Table 2 shows the cross-sectional associations between LCS use and diabetes prevalence for the total population and separately for men and women. LCS use was significantly associated with higher diabetes prevalence (13.9% vs 4.0% for nonconsumers), after adjustment for age, gender, race/ethnicity, family income, smoking and BMI, and Figure 1b shows that the relation held for every product category.

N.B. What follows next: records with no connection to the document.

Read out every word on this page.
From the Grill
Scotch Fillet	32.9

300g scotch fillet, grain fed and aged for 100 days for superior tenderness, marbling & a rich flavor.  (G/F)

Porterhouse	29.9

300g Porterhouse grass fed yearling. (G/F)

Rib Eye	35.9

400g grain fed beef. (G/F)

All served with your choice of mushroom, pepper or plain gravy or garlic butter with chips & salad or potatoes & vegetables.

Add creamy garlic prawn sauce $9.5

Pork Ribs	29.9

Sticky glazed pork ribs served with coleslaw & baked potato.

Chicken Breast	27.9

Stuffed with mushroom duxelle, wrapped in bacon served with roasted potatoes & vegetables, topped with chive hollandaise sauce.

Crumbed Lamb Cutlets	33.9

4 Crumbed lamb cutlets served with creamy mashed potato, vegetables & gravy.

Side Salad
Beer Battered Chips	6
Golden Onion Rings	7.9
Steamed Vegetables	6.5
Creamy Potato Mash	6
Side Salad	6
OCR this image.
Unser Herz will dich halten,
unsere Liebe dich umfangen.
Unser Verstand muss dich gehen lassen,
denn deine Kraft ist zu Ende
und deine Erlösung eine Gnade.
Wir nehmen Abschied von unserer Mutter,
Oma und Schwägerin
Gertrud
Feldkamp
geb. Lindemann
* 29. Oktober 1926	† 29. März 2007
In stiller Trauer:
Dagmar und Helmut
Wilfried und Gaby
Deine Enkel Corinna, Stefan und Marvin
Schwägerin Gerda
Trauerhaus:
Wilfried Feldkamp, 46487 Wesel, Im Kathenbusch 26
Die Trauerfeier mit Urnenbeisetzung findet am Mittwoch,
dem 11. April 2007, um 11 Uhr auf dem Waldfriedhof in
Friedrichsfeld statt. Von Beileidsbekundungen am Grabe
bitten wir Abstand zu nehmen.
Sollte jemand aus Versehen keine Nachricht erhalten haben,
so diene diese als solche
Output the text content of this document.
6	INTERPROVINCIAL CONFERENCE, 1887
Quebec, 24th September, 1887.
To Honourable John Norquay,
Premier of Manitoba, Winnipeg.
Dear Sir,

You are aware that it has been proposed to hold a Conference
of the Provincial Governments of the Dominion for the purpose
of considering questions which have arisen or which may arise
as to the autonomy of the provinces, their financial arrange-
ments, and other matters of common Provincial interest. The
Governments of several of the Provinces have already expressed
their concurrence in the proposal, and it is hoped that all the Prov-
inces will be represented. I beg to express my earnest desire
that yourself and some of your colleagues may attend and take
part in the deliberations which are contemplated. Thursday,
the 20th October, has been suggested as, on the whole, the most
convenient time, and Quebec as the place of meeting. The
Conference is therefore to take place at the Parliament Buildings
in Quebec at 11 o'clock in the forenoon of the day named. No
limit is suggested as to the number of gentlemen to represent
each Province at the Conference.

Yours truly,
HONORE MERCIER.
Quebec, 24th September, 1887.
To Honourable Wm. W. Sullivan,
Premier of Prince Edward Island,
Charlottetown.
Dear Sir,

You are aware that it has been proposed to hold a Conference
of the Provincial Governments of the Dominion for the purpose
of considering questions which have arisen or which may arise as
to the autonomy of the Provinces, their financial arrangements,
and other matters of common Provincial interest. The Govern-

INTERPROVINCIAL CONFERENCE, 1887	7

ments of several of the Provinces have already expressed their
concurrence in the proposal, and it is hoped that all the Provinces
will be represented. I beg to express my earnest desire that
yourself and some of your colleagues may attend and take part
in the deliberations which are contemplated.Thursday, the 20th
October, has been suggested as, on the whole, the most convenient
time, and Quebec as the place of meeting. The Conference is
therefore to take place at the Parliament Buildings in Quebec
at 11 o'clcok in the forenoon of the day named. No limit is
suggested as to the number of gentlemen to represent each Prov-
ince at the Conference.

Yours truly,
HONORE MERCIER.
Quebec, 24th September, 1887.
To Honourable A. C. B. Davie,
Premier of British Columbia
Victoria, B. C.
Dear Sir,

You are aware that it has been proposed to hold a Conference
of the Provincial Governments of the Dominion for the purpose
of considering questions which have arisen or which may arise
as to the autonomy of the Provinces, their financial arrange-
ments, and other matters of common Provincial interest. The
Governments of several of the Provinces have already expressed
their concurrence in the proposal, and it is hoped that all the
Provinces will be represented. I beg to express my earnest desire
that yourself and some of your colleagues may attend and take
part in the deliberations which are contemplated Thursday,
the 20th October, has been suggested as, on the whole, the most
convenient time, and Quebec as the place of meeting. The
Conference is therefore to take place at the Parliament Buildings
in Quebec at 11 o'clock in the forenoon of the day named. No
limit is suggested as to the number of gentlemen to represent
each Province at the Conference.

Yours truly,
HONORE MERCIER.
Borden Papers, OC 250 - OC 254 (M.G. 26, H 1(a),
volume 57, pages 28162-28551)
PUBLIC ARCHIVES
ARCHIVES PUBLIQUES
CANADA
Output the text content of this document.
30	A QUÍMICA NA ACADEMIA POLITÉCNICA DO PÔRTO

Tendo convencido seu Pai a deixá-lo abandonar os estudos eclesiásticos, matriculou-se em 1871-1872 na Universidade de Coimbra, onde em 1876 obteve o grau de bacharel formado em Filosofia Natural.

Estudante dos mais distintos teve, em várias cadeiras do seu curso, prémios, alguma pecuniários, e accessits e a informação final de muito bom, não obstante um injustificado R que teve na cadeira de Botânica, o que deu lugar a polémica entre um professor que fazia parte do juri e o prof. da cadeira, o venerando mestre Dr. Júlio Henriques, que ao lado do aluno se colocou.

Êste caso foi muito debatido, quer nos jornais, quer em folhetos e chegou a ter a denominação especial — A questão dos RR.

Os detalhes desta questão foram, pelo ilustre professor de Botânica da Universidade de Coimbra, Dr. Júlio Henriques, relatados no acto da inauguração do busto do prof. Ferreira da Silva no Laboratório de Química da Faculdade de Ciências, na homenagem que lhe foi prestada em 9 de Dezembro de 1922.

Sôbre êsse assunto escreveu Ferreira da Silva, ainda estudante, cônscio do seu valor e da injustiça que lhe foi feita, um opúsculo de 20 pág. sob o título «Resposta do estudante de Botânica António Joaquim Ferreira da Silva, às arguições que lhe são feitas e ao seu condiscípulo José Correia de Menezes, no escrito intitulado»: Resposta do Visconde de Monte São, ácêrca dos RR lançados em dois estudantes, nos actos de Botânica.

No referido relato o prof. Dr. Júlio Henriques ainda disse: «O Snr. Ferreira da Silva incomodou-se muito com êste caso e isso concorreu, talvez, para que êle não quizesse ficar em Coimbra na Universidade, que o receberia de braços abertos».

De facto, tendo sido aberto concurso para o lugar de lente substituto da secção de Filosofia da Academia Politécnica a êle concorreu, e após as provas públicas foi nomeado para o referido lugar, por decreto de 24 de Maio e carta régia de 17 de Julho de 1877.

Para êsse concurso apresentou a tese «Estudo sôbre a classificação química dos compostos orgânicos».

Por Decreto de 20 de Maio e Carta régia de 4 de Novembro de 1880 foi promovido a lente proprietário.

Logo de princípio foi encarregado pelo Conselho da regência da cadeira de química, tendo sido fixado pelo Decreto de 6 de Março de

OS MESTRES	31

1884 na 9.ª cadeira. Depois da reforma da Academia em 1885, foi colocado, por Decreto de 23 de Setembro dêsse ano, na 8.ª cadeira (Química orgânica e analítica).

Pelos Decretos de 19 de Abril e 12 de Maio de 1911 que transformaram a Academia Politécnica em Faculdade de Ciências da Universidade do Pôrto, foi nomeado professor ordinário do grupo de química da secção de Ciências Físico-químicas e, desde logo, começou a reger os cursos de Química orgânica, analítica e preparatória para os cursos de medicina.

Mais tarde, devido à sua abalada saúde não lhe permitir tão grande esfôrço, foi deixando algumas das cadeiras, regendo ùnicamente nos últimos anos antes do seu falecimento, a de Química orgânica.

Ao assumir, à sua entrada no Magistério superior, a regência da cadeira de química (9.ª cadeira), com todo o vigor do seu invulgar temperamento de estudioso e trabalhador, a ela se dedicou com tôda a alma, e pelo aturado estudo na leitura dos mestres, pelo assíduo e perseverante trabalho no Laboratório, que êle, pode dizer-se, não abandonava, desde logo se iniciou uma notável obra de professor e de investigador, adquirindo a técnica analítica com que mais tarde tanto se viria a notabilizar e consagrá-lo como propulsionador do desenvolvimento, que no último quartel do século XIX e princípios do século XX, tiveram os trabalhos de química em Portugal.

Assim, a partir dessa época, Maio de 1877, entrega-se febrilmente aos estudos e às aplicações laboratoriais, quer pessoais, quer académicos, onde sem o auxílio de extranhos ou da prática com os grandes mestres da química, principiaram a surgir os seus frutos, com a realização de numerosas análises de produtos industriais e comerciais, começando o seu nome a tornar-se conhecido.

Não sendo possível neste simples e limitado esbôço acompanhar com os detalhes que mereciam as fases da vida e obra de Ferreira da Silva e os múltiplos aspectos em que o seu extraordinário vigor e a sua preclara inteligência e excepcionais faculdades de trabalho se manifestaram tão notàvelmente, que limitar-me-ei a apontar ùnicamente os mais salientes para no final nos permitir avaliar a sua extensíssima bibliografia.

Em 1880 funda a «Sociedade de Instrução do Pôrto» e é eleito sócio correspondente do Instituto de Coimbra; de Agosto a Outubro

Table 3 shows the relation between weight control history and LCS use, overall and by product type. Individuals who tried to lose weight during the past year were 64% (95% CI 54–75%) more likely to consume any type of LCS product after adjusting for age group, gender and race/ethnicity. The association between reported weight loss attempts and LCS use was observed for LCS beverages (72% more likely (95% CI 57–88%)), tabletop LCS (68% more likely (95% CI 46–91%)) and for LCS foods (93% more likely (95% CI 60–133%)). Individuals who tried to lose weight were 2.37 times as likely (95% CI 1.96–2.86) to consume two or more types of LCS products.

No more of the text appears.